Frontier Physics with Correlated Electrons

Science  21 Apr 2000:
Vol. 288, Issue 5465, pp. 437
DOI: 10.1126/science.288.5465.437

In the mid-1970s, many solid-state physicists, including ourselves, felt that our field was reaching maturity. The independent electron approximation worked marvelously well for most semiconductors and metals; the phase transition problem was solved; and the fundamentals of magnetism, ferroelectricity, and superconductivity appeared to be well in hand. There were some niggling concerns; for example, we still did not know why nickel oxide was an insulator rather than a metal. However, many of us suspected that this was a detail that would be worked out in due course. As this issue of Science dramatically exemplifies, our self-satisfaction was completely misplaced. A remarkable variety of new (and in some cases, old) materials have been discovered that cannot be understood at all with traditional ideas. These have in common the dominant role played by electron-electron interaction effects, and hence such systems are collected together under the general rubric of “highly correlated electron systems.” Examples are transition metal oxides, including, most spectacularly, the copper oxide high-temperature superconductors; heavy fermion metals, which typically involve rare earths or actinides; organic charge transfer compounds; and one- and two-dimensional electron gas systems. The possibilities for technological applications of some of these compounds are tantalizing, but they also present some of the deepest intellectual challenges in physics.

These materials are typically characterized by the coexistence of different kinds of order, including charge and orbital and spin density waves, together with superconducting and magnetic order. Indeed, these different kinds of ordering, which are conventionally thought to compete with each other, instead often appear to be synergistic in these materials. Such systems may also exhibit quantum fluid ground states and exotic transitions from ordered to quantum disordered states at absolute zero temperature. The mathematical apparatus required to describe the physics of highly correlated electronic systems is still under development. The most elegant results have been obtained by mapping the solid-state problem onto an equivalent field theoretical model developed by particle theorists and then using the mathematical apparatus of field theory to determine the ground state and the low-lying excitations. Deep insights have also been gained from numerical calculations taking advantage of modern powerful computers and new, very efficient algorithms. Clearly, highly correlated electron systems present us with profound new problems that almost certainly will represent deep and formidable challenges well into this new century.

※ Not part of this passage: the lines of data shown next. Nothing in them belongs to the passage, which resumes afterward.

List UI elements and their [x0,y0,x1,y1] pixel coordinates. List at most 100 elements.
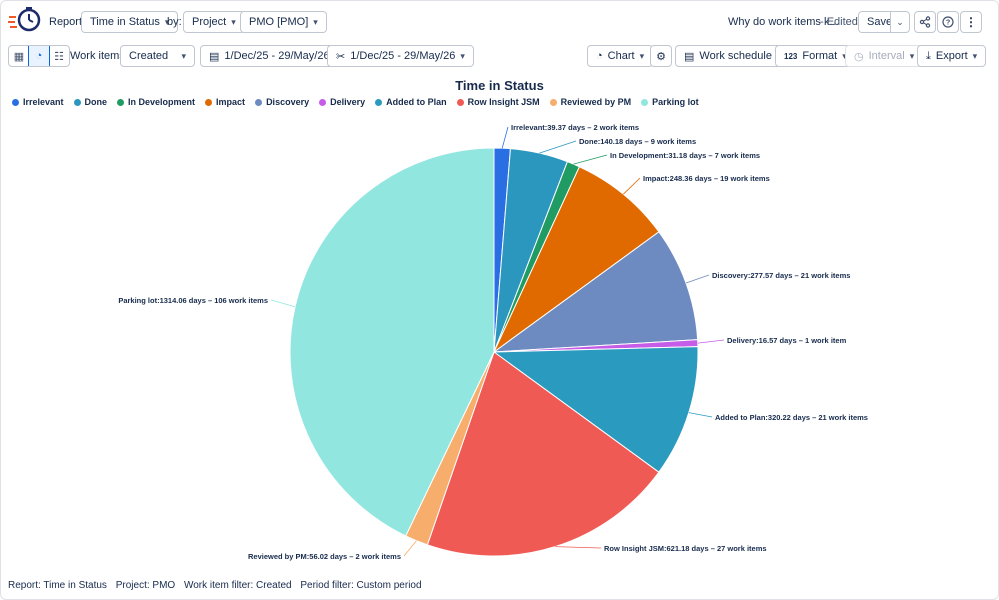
legend-item[interactable]: Row Insight JSM [456,97,540,107]
legend-swatch [12,98,19,106]
data-label: Reviewed by PM:56.02 days – 2 work items [248,552,401,561]
legend-swatch [319,98,327,106]
data-label: In Development:31.18 days – 7 work items [610,151,760,160]
filter-toolbar: ▦ ◔ ☷ Work items: Created ▾ ▤ 1/Dec/25 -… [0,45,999,67]
leader-line [688,412,713,418]
legend-label: Parking lot [652,97,699,107]
save-options-button[interactable]: ⌄ [890,11,910,33]
calendar-icon: ▤ [209,50,220,63]
number-format-icon: 123 [784,51,798,61]
footer-report: Report: Time in Status [8,580,107,591]
data-label: Row Insight JSM:621.18 days – 27 work it… [604,544,767,553]
legend-item[interactable]: Added to Plan [375,97,447,107]
data-label: Delivery:16.57 days – 1 work item [727,336,847,345]
chevron-down-icon: ▾ [231,16,236,27]
work-items-value: Created [129,50,169,62]
data-label: Impact:248.36 days – 19 work items [643,174,770,183]
group-by-value: Project [192,16,227,28]
help-button[interactable]: ? [937,11,959,33]
work-items-select[interactable]: Created ▾ [120,45,195,67]
format-label: Format [802,50,838,62]
legend-item[interactable]: Done [73,97,108,107]
legend-swatch [641,98,649,106]
report-type-select[interactable]: Time in Status ▾ [81,11,179,33]
calendar-icon: ▤ [684,50,695,63]
legend-label: Added to Plan [386,97,447,107]
work-schedule-label: Work schedule [699,50,772,62]
pie-slice[interactable] [289,147,495,537]
legend-label: Impact [216,97,246,107]
legend-item[interactable]: Irrelevant [12,97,64,107]
chart-view-icon[interactable]: ◔ [28,46,50,66]
leader-line [623,177,641,195]
pie-slice[interactable] [492,166,660,354]
footer-filter: Work item filter: Created [183,580,292,591]
chevron-down-icon: ▾ [460,50,465,61]
legend-label: In Development [128,97,196,107]
data-label: Added to Plan:320.22 days – 21 work item… [715,413,868,422]
project-select[interactable]: PMO [PMO] ▾ [240,11,327,33]
legend-swatch [73,98,81,106]
legend-label: Discovery [266,97,310,107]
legend-swatch [205,98,213,106]
save-label: Save [867,16,893,28]
format-button[interactable]: 123 Format ▾ [775,45,856,67]
legend-item[interactable]: Parking lot [641,97,699,107]
download-icon: ⤓ [926,49,931,62]
report-title[interactable]: Why do work items k... [728,16,839,28]
more-options-button[interactable]: ⋮ [960,11,982,33]
project-value: PMO [PMO] [249,16,309,28]
clock-icon: ◷ [854,50,864,63]
by-label: by: [167,16,182,28]
legend-swatch [456,98,464,106]
work-items-label: Work items: [70,50,128,62]
legend-label: Irrelevant [23,97,64,107]
legend-item[interactable]: Delivery [319,97,365,107]
data-label: Parking lot:1314.06 days – 106 work item… [118,296,268,305]
edited-status: - Edited [820,16,858,28]
scissors-icon: ✂ [336,50,346,63]
export-button[interactable]: ⤓ Export ▾ [917,45,987,67]
legend-label: Reviewed by PM [560,97,632,107]
legend-item[interactable]: Impact [205,97,245,107]
legend-label: Delivery [330,97,366,107]
legend-swatch [375,98,383,106]
legend-swatch [549,98,557,106]
pie-slice[interactable] [426,351,660,557]
legend-swatch [117,98,125,106]
pie-slice[interactable] [492,346,699,473]
share-button[interactable] [914,11,936,33]
chevron-down-icon: ▾ [842,51,847,62]
view-switcher: ▦ ◔ ☷ [8,45,70,67]
data-label: Irrelevant:39.37 days – 2 work items [511,123,639,132]
leader-line [685,274,710,284]
interval-button[interactable]: ◷ Interval ▾ [845,45,924,67]
chevron-down-icon: ▾ [972,50,978,61]
created-date-filter[interactable]: ▤ 1/Dec/25 - 29/May/26 ▾ [200,45,349,67]
chart-settings-button[interactable]: ⚙ [650,45,672,67]
legend-item[interactable]: Discovery [255,97,309,107]
created-date-range: 1/Dec/25 - 29/May/26 [224,50,330,62]
app-logo-icon [8,7,41,32]
grid-view-icon[interactable]: ▦ [13,50,25,63]
share-icon [919,16,931,28]
footer-project: Project: PMO [115,580,176,591]
svg-text:?: ? [946,18,951,27]
pie-slice[interactable] [492,231,699,353]
settings-view-icon[interactable]: ☷ [54,50,64,63]
chart-title: Time in Status [455,78,544,93]
period-filter[interactable]: ✂ 1/Dec/25 - 29/May/26 ▾ [327,45,474,67]
legend-item[interactable]: In Development [117,97,195,107]
chevron-down-icon: ▾ [181,50,186,61]
legend-label: Done [84,97,108,107]
pie-chart-icon: ◔ [596,50,603,62]
legend-item[interactable]: Reviewed by PM [549,97,632,107]
help-icon: ? [942,16,954,28]
report-header: Report: Time in Status ▾ by: Project ▾ P… [0,7,999,33]
more-vertical-icon: ⋮ [965,15,977,29]
report-footer: Report: Time in Status Project: PMO Work… [8,580,428,591]
report-type-value: Time in Status [90,16,160,28]
work-schedule-button[interactable]: ▤ Work schedule ▾ [675,45,791,67]
chevron-down-icon: ▾ [639,50,645,61]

To date, this field has been largely driven by experimental discoveries. We particularly admire the research done in Japan. Interestingly, one of the reasons why Japanese scientists have played a leadership role in this field is that physicists who specialize in both synthesizing new materials and growing large single crystals have always held revered positions in Japanese universities. Historically, this has not been the case in U.S. universities. U.S. scientists also envy the very large investments that other societies, especially Western Europe and Japan, are making in this field. In the United States, support for university research in solid-state physics has simply not kept pace with the progress and interest in the fundamental scientific problems posed by correlated-electron materials. In addition, neutron scattering is an absolutely indispensible tool for studying the exotic magnetic and charge ordering exhibited by highly correlated electronic systems. Not surprisingly, therefore, the recent permanent closing of the High Flux Beam Reactor at Brookhaven National Laboratory has sent shock waves through the U.S. solid-state physics community. Given the importance of this field from both the fundamental and, prospectively, practical points of view, one might hope that these funding and facility handicaps would be addressed as soon as possible.